BEIR Retrieval Evaluation Pipeline

from pylate import evaluation, indexes, models, retrieve

# Step 1: Initialize the ColBERT model

dataset = "scifact" # Choose the dataset you want to evaluate
model = models.ColBERT(
    model_name_or_path="lightonai/colbertv2.0",
    device="cuda" # "cpu" or "cuda" or "mps"
)

# Step 2: Create a Voyager index
index = indexes.Voyager(
    index_folder="pylate-index",
    index_name=dataset,
    override=True,  # Overwrite any existing index
)

# Step 3: Load the documents, queries, and relevance judgments (qrels)
documents, queries, qrels = evaluation.load_beir(
    dataset,  # Specify the dataset (e.g., "scifact")
    split="test",  # Specify the split (e.g., "test")
)

# Step 4: Encode the documents
documents_embeddings = model.encode(
    [document["text"] for document in documents],
    batch_size=32,
    is_query=False,  # Indicate that these are documents
    show_progress_bar=True,
)

# Step 5: Add document embeddings to the index
index.add_documents(
    documents_ids=[document["id"] for document in documents],
    documents_embeddings=documents_embeddings,
)

# Step 6: Encode the queries
queries_embeddings = model.encode(
    queries,
    batch_size=32,
    is_query=True,  # Indicate that these are queries
    show_progress_bar=True,
)

# Step 7: Retrieve top-k documents
retriever = retrieve.ColBERT(index=index)
scores = retriever.retrieve(
    queries_embeddings=queries_embeddings,
    k=100,  # Retrieve the top 100 matches for each query
)

# Step 8: Evaluate the retrieval results
results = evaluation.evaluate(
    scores=scores,
    qrels=qrels,
    queries=queries,
    metrics=[f"ndcg@{k}" for k in [1, 3, 5, 10, 100]] # NDCG for different k values
    + [f"hits@{k}" for k in [1, 3, 5, 10, 100]]       # Hits at different k values
    + ["map"]                                         # Mean Average Precision (MAP)
    + ["recall@10", "recall@100"]                     # Recall at k
    + ["precision@10", "precision@100"],              # Precision at k
)

print(results)

The output is a dictionary containing various evaluation metrics.
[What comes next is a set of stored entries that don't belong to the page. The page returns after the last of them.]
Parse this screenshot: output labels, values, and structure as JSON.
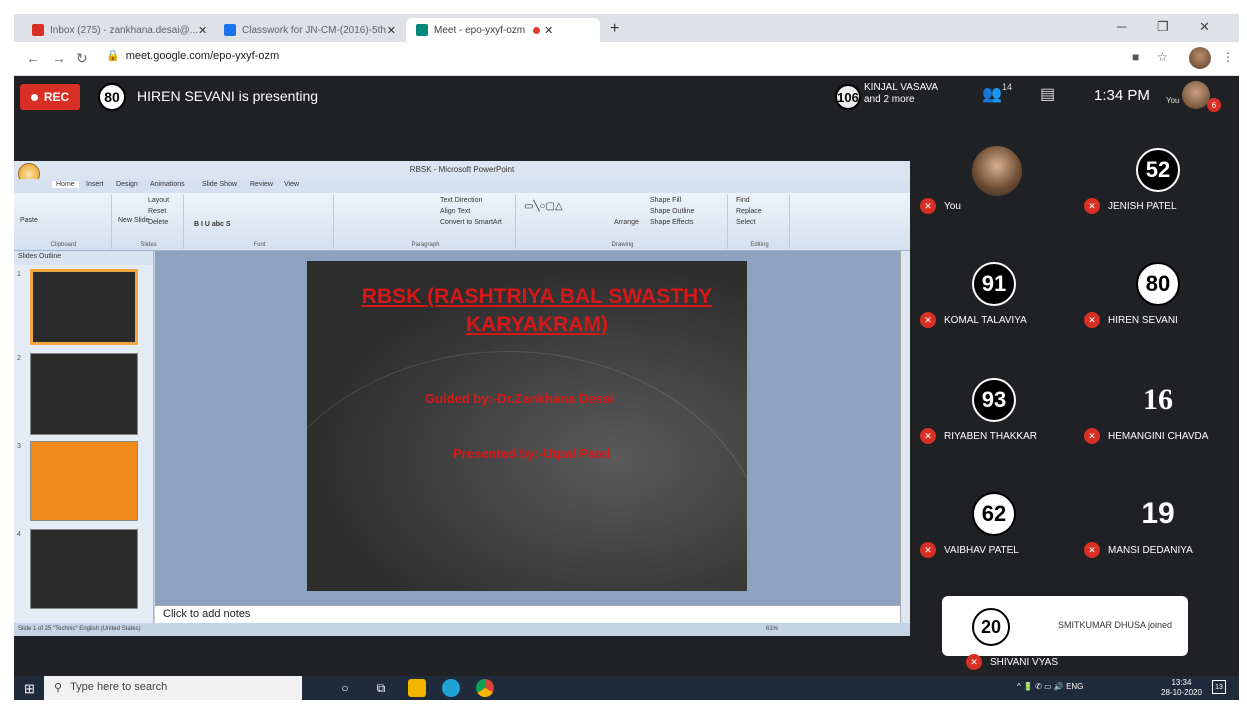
{
  "browser": {
    "tabs": [
      {
        "label": "Inbox (275) - zankhana.desai@...",
        "icon_color": "#d93025"
      },
      {
        "label": "Classwork for JN-CM-(2016)-5th",
        "icon_color": "#1a73e8"
      },
      {
        "label": "Meet - epo-yxyf-ozm",
        "icon_color": "#00897b"
      }
    ],
    "url": "meet.google.com/epo-yxyf-ozm",
    "new_tab": "+"
  },
  "meet": {
    "rec_label": "REC",
    "presenter_number": "80",
    "presenting_text": "HIREN SEVANI is presenting",
    "top_number": "106",
    "top_name_line1": "KINJAL VASAVA",
    "top_name_line2": "and 2 more",
    "people_count": "14",
    "time": "1:34 PM",
    "you_label": "You",
    "notif_count": "6",
    "participants": [
      {
        "name": "You",
        "avatar": "photo"
      },
      {
        "name": "JENISH PATEL",
        "avatar": "52"
      },
      {
        "name": "KOMAL TALAVIYA",
        "avatar": "91"
      },
      {
        "name": "HIREN SEVANI",
        "avatar": "80"
      },
      {
        "name": "RIYABEN THAKKAR",
        "avatar": "93"
      },
      {
        "name": "HEMANGINI CHAVDA",
        "avatar": "16"
      },
      {
        "name": "VAIBHAV PATEL",
        "avatar": "62"
      },
      {
        "name": "MANSI DEDANIYA",
        "avatar": "19"
      }
    ],
    "toast_number": "20",
    "toast_text": "SMITKUMAR DHUSA joined",
    "shivani": "SHIVANI VYAS"
  },
  "powerpoint": {
    "title": "RBSK - Microsoft PowerPoint",
    "tabs": [
      "Home",
      "Insert",
      "Design",
      "Animations",
      "Slide Show",
      "Review",
      "View"
    ],
    "groups": [
      "Clipboard",
      "Slides",
      "Font",
      "Paragraph",
      "Drawing",
      "Editing"
    ],
    "ribbon_items": {
      "layout": "Layout",
      "reset": "Reset",
      "delete": "Delete",
      "new_slide": "New Slide",
      "paste": "Paste",
      "find": "Find",
      "replace": "Replace",
      "select": "Select",
      "arrange": "Arrange",
      "quick_styles": "Quick Styles",
      "shape_fill": "Shape Fill",
      "shape_outline": "Shape Outline",
      "shape_effects": "Shape Effects",
      "text_direction": "Text Direction",
      "align_text": "Align Text",
      "smartart": "Convert to SmartArt"
    },
    "pane_tabs": "Slides  Outline",
    "slide_title": "RBSK (RASHTRIYA BAL SWASTHY KARYAKRAM)",
    "guided_by": "Guided by:-Dr.Zankhana Desai",
    "presented_by": "Presented by:-Utpal Patel",
    "notes": "Click to add notes",
    "status": "Slide 1 of 25   \"Technic\"   English (United States)",
    "zoom": "61%"
  },
  "taskbar": {
    "search": "Type here to search",
    "tray": "ENG",
    "time": "13:34",
    "date": "28-10-2020",
    "notify": "13"
  }
}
Here’s a sample output:

{
    "ndcg@1": 0.47333333333333333,
    "ndcg@3": 0.543862513095773,
    "ndcg@5": 0.5623210323686343,
    "ndcg@10": 0.5891793972249917,
    "ndcg@100": 0.5891793972249917,
    "hits@1": 0.47333333333333333,
    "hits@3": 0.64,
    "hits@5": 0.7033333333333334,
    "hits@10": 0.8,
    "hits@100": 0.8,
    "map": 0.5442202380952381,
    "recall@10": 0.7160555555555556,
    "recall@100": 0.7160555555555556,
    "precision@10": 0.08,
    "precision@100": 0.008000000000000002,
}
Info
  1. is_query flag: Always set is_query=True when encoding queries and is_query=False when encoding documents. This ensures the model applies the correct prefixes for queries and documents.
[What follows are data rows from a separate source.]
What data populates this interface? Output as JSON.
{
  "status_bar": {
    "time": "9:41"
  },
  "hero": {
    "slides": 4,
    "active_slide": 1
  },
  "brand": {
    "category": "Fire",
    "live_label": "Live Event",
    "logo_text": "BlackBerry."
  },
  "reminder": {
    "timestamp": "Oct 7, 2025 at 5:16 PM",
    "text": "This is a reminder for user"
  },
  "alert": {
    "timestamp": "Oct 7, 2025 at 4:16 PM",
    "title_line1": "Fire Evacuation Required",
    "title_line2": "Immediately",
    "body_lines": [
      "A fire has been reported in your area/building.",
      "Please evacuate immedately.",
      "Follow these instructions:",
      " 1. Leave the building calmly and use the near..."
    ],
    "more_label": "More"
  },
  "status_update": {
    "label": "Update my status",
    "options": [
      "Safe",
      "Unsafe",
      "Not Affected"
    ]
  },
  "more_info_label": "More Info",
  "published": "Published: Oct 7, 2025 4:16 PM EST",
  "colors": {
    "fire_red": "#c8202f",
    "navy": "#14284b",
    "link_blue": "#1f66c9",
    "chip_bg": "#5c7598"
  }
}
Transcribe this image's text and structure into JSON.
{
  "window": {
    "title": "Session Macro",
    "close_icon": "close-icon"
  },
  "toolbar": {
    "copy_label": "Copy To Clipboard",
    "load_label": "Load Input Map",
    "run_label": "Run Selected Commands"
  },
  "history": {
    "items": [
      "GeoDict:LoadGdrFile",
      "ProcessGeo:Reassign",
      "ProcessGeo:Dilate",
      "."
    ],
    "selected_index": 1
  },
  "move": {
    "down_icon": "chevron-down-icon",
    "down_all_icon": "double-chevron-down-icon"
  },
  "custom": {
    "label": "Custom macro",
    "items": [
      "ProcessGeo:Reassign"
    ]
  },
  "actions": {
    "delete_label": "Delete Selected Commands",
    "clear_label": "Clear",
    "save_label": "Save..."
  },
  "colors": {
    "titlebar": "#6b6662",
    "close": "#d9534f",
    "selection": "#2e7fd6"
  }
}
  2. Evaluation metrics: The pipeline supports a wide range of evaluation metrics, including NDCG, hits, MAP, recall, and precision, with different cutoff points.

  3. Relevance judgments (qrels): The qrels are used to calculate how well the retrieved documents match the ground truth.

BEIR datasets

The following table lists the datasets available in the BEIR benchmark along with their names, types, number of queries, corpus size, and relevance degree per query. Source: BEIR Datasets

Dataset BEIR-Name Type Queries Corpus
MSMARCO msmarco train, dev, test 6,980 8,840,000
TREC-COVID trec-covid test 50 171,000
NFCorpus nfcorpus train, dev, test 323 3,600
BioASQ bioasq train, test 500 14,910,000
NQ nq train, test 3,452 2,680,000
HotpotQA hotpotqa train, dev, test 7,405 5,230,000
FiQA-2018 fiqa train, dev, test 648 57,000
Signal-1M(RT) signal1m test 97 2,860,000
TREC-NEWS trec-news test 57 595,000
Robust04 robust04 test 249 528,000
ArguAna arguana test 1,406 8,670
Touche-2020 webis-touche2020 test 49 382,000
CQADupstack cqadupstack test 13,145 457,000
Quora quora dev, test 10,000 523,000
DBPedia dbpedia-entity dev, test 400 4,630,000
SCIDOCS scidocs test 1,000 25,000
FEVER fever train, dev, test 6,666 5,420,000
Climate-FEVER climate-fever test 1,535 5,420,000
SciFact scifact train, test 300 5,000

Custom datasets

You can also run evaluation on your custom dataset using the following structure:

  • corpus.jsonl: each row contains a json element with two properties: ['_id', 'text']
    • _id refers to the document identifier.
    • text contains the text of the document.
    • (an additional title field can also be added if necessary)
  • queries.jsonl: each row contains a json element with two properties: ['_id', 'text']
    • _id refers to the query identifier.
    • text contains the text of the query.
  • qrels folder contains tsv files with three columns: ['query-id', 'doc-id', 'score']
    • query-id refers to the query identifier.
    • doc-id refers to the document identifier.
    • score contains the relation between the query and the document (1 if relevant, else 0) The name of the tsv corresponds to the split (e.g, "dev").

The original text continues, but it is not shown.